The committee said in its report, obtained by the Riyadh newspaper, more than three million children in the Kingdom are obese, and more than 36 per cent of the population suffer from the deadly obesity disease, which has led to many diseases, including cardiovascular disease, high blood pressure, as well as excess cholesterol, gallstones, and diabetes, in addition to some types of cancers, infections, joint pain, respiratory diseases and mental illnesses.

Weight gain

It stressed the importance of creating a system concerned with combating weight gain, unifying existing efforts and coordinating between authorities to limit the prevalence of obesity among young people in particular and society in general.

“A law to combat obesity would reduce the budgets allocated to obesity surgeries, in which waste has reached about 80 per cent,” the committee said.

Saudi national strategy for diet and physical activity up to 2025 targets:

• Lowering rate of overweight and obesity to 40 per cent.

• Lowering rate of people of low physical activities to 20 per cent.

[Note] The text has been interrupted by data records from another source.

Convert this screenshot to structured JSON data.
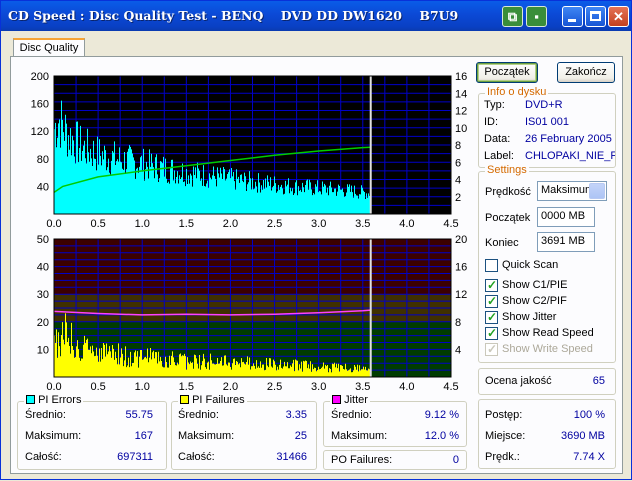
{
  "window": {
    "title": "CD Speed : Disc Quality Test - BENQ    DVD DD DW1620    B7U9"
  },
  "tab": {
    "label": "Disc Quality"
  },
  "buttons": {
    "start": "Początek",
    "finish": "Zakończ"
  },
  "disc_info": {
    "title": "Info o dysku",
    "rows": [
      {
        "label": "Typ:",
        "value": "DVD+R"
      },
      {
        "label": "ID:",
        "value": "IS01 001"
      },
      {
        "label": "Data:",
        "value": "26 February 2005"
      },
      {
        "label": "Label:",
        "value": "CHLOPAKI_NIE_F"
      }
    ]
  },
  "settings": {
    "title": "Settings",
    "speed_label": "Prędkość",
    "speed_value": "Maksimum",
    "start_label": "Początek",
    "start_value": "0000 MB",
    "end_label": "Koniec",
    "end_value": "3691 MB",
    "checkboxes": [
      {
        "label": "Quick Scan",
        "checked": false,
        "enabled": true
      },
      {
        "label": "Show C1/PIE",
        "checked": true,
        "enabled": true
      },
      {
        "label": "Show C2/PIF",
        "checked": true,
        "enabled": true
      },
      {
        "label": "Show Jitter",
        "checked": true,
        "enabled": true
      },
      {
        "label": "Show Read Speed",
        "checked": true,
        "enabled": true
      },
      {
        "label": "Show Write Speed",
        "checked": true,
        "enabled": false
      }
    ]
  },
  "quality": {
    "label": "Ocena jakość",
    "value": "65"
  },
  "progress": {
    "rows": [
      {
        "label": "Postęp:",
        "value": "100 %"
      },
      {
        "label": "Miejsce:",
        "value": "3690 MB"
      },
      {
        "label": "Prędk.:",
        "value": "7.74 X"
      }
    ]
  },
  "pi_errors": {
    "title": "PI Errors",
    "color": "#00ffff",
    "rows": [
      {
        "label": "Średnio:",
        "value": "55.75"
      },
      {
        "label": "Maksimum:",
        "value": "167"
      },
      {
        "label": "Całość:",
        "value": "697311"
      }
    ]
  },
  "pi_failures": {
    "title": "PI Failures",
    "color": "#ffff00",
    "rows": [
      {
        "label": "Średnio:",
        "value": "3.35"
      },
      {
        "label": "Maksimum:",
        "value": "25"
      },
      {
        "label": "Całość:",
        "value": "31466"
      }
    ]
  },
  "jitter": {
    "title": "Jitter",
    "color": "#ff00ff",
    "rows": [
      {
        "label": "Średnio:",
        "value": "9.12 %"
      },
      {
        "label": "Maksimum:",
        "value": "12.0 %"
      }
    ],
    "po_label": "PO Failures:",
    "po_value": "0"
  },
  "chart_data": [
    {
      "type": "area",
      "x_ticks": [
        "0.0",
        "0.5",
        "1.0",
        "1.5",
        "2.0",
        "2.5",
        "3.0",
        "3.5",
        "4.0",
        "4.5"
      ],
      "y_left_ticks": [
        "200",
        "160",
        "120",
        "80",
        "40"
      ],
      "y_right_ticks": [
        "16",
        "14",
        "12",
        "10",
        "8",
        "6",
        "4",
        "2"
      ],
      "xlim": [
        0,
        4.5
      ],
      "ylim_left": [
        0,
        200
      ],
      "ylim_right": [
        0,
        16
      ],
      "end_marker": 3.59,
      "colors": {
        "background": "#000000",
        "grid": "#0000c8",
        "pie": "#00ffff",
        "speed": "#00cc00",
        "marker": "#e0e0e0"
      },
      "series": [
        {
          "name": "PI Errors",
          "axis": "left",
          "envelope": [
            [
              0.0,
              150
            ],
            [
              0.05,
              167
            ],
            [
              0.15,
              140
            ],
            [
              0.3,
              118
            ],
            [
              0.5,
              105
            ],
            [
              0.75,
              95
            ],
            [
              1.0,
              88
            ],
            [
              1.25,
              80
            ],
            [
              1.5,
              73
            ],
            [
              1.75,
              67
            ],
            [
              2.0,
              61
            ],
            [
              2.25,
              56
            ],
            [
              2.5,
              52
            ],
            [
              2.75,
              48
            ],
            [
              3.0,
              45
            ],
            [
              3.25,
              42
            ],
            [
              3.5,
              38
            ],
            [
              3.59,
              36
            ]
          ]
        },
        {
          "name": "Read Speed",
          "axis": "right",
          "points": [
            [
              0.0,
              2.5
            ],
            [
              0.1,
              3.2
            ],
            [
              0.5,
              4.3
            ],
            [
              1.0,
              5.0
            ],
            [
              1.5,
              5.6
            ],
            [
              2.0,
              6.2
            ],
            [
              2.5,
              6.8
            ],
            [
              3.0,
              7.3
            ],
            [
              3.5,
              7.7
            ],
            [
              3.59,
              7.74
            ]
          ]
        }
      ]
    },
    {
      "type": "area",
      "x_ticks": [
        "0.0",
        "0.5",
        "1.0",
        "1.5",
        "2.0",
        "2.5",
        "3.0",
        "3.5",
        "4.0",
        "4.5"
      ],
      "y_left_ticks": [
        "50",
        "40",
        "30",
        "20",
        "10"
      ],
      "y_right_ticks": [
        "20",
        "16",
        "12",
        "8",
        "4"
      ],
      "xlim": [
        0,
        4.5
      ],
      "ylim_left": [
        0,
        50
      ],
      "ylim_right": [
        0,
        20
      ],
      "end_marker": 3.59,
      "colors": {
        "band_high": "#3c0000",
        "band_mid": "#403000",
        "band_low": "#003c00",
        "grid": "#0000c8",
        "pif": "#ffff00",
        "jitter": "#ff40ff",
        "marker": "#e0e0e0"
      },
      "bands": [
        {
          "from": 0,
          "to": 8,
          "color": "band_low"
        },
        {
          "from": 8,
          "to": 12,
          "color": "band_mid"
        },
        {
          "from": 12,
          "to": 20,
          "color": "band_high"
        }
      ],
      "series": [
        {
          "name": "PI Failures",
          "axis": "left",
          "envelope": [
            [
              0.0,
              18
            ],
            [
              0.1,
              22
            ],
            [
              0.25,
              16
            ],
            [
              0.5,
              13
            ],
            [
              0.75,
              11
            ],
            [
              1.0,
              10
            ],
            [
              1.25,
              9
            ],
            [
              1.5,
              8
            ],
            [
              1.75,
              8
            ],
            [
              2.0,
              7
            ],
            [
              2.25,
              7
            ],
            [
              2.5,
              6
            ],
            [
              2.75,
              6
            ],
            [
              3.0,
              5
            ],
            [
              3.25,
              5
            ],
            [
              3.5,
              4
            ],
            [
              3.59,
              4
            ]
          ]
        },
        {
          "name": "Jitter",
          "axis": "right",
          "points": [
            [
              0.0,
              9.5
            ],
            [
              0.5,
              9.2
            ],
            [
              1.0,
              9.0
            ],
            [
              1.5,
              9.1
            ],
            [
              2.0,
              9.0
            ],
            [
              2.5,
              9.1
            ],
            [
              3.0,
              9.3
            ],
            [
              3.5,
              9.6
            ],
            [
              3.59,
              9.7
            ]
          ]
        }
      ]
    }
  ]
}
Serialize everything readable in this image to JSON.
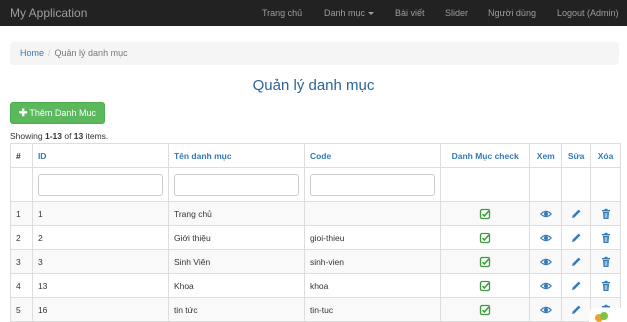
{
  "navbar": {
    "brand": "My Application",
    "items": [
      {
        "label": "Trang chủ"
      },
      {
        "label": "Danh mục"
      },
      {
        "label": "Bài viết"
      },
      {
        "label": "Slider"
      },
      {
        "label": "Người dùng"
      },
      {
        "label": "Logout (Admin)"
      }
    ]
  },
  "breadcrumb": {
    "home": "Home",
    "separator": "/",
    "current": "Quản lý danh mục"
  },
  "page": {
    "title": "Quản lý danh mục",
    "add_button_label": "Thêm Danh Muc",
    "summary": {
      "prefix": "Showing ",
      "range": "1-13",
      "middle": " of ",
      "total": "13",
      "suffix": " items."
    }
  },
  "table": {
    "headers": [
      "#",
      "ID",
      "Tên danh mục",
      "Code",
      "Danh Mục check",
      "Xem",
      "Sửa",
      "Xóa"
    ],
    "filters": {
      "id": "",
      "ten_danh_muc": "",
      "code": ""
    },
    "rows": [
      {
        "num": "1",
        "id": "1",
        "name": "Trang chủ",
        "code": ""
      },
      {
        "num": "2",
        "id": "2",
        "name": "Giới thiệu",
        "code": "gioi-thieu"
      },
      {
        "num": "3",
        "id": "3",
        "name": "Sinh Viên",
        "code": "sinh-vien"
      },
      {
        "num": "4",
        "id": "13",
        "name": "Khoa",
        "code": "khoa"
      },
      {
        "num": "5",
        "id": "16",
        "name": "tin tức",
        "code": "tin-tuc"
      }
    ]
  },
  "icons": {
    "add": "plus-icon",
    "check": "check-square-icon",
    "view": "eye-icon",
    "edit": "pencil-icon",
    "delete": "trash-icon"
  },
  "colors": {
    "navbar_bg": "#222222",
    "link": "#337ab7",
    "title": "#2a6496",
    "success": "#5cb85c",
    "check_icon": "#3c9a3c"
  }
}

• Increasing rate of vegetable and fruit consumption (5 units/day) from 8.4 per cent to 20 per cent among males and from 4.5 per cent to 20 per cent among females.

• To stabilise prevalence rate of hyperlipidemia at 19.3 per cent.

• To stabilise prevalence rate of diabetes mellitus at 18 per cent.

Targeted population

• Individuals, families, schools and work places will be targeted with prioritisation of the following categories;

• Children, adolescents and females in child-bearing period.

• Health workers.

• Workers in food industry, and in Health Insurance.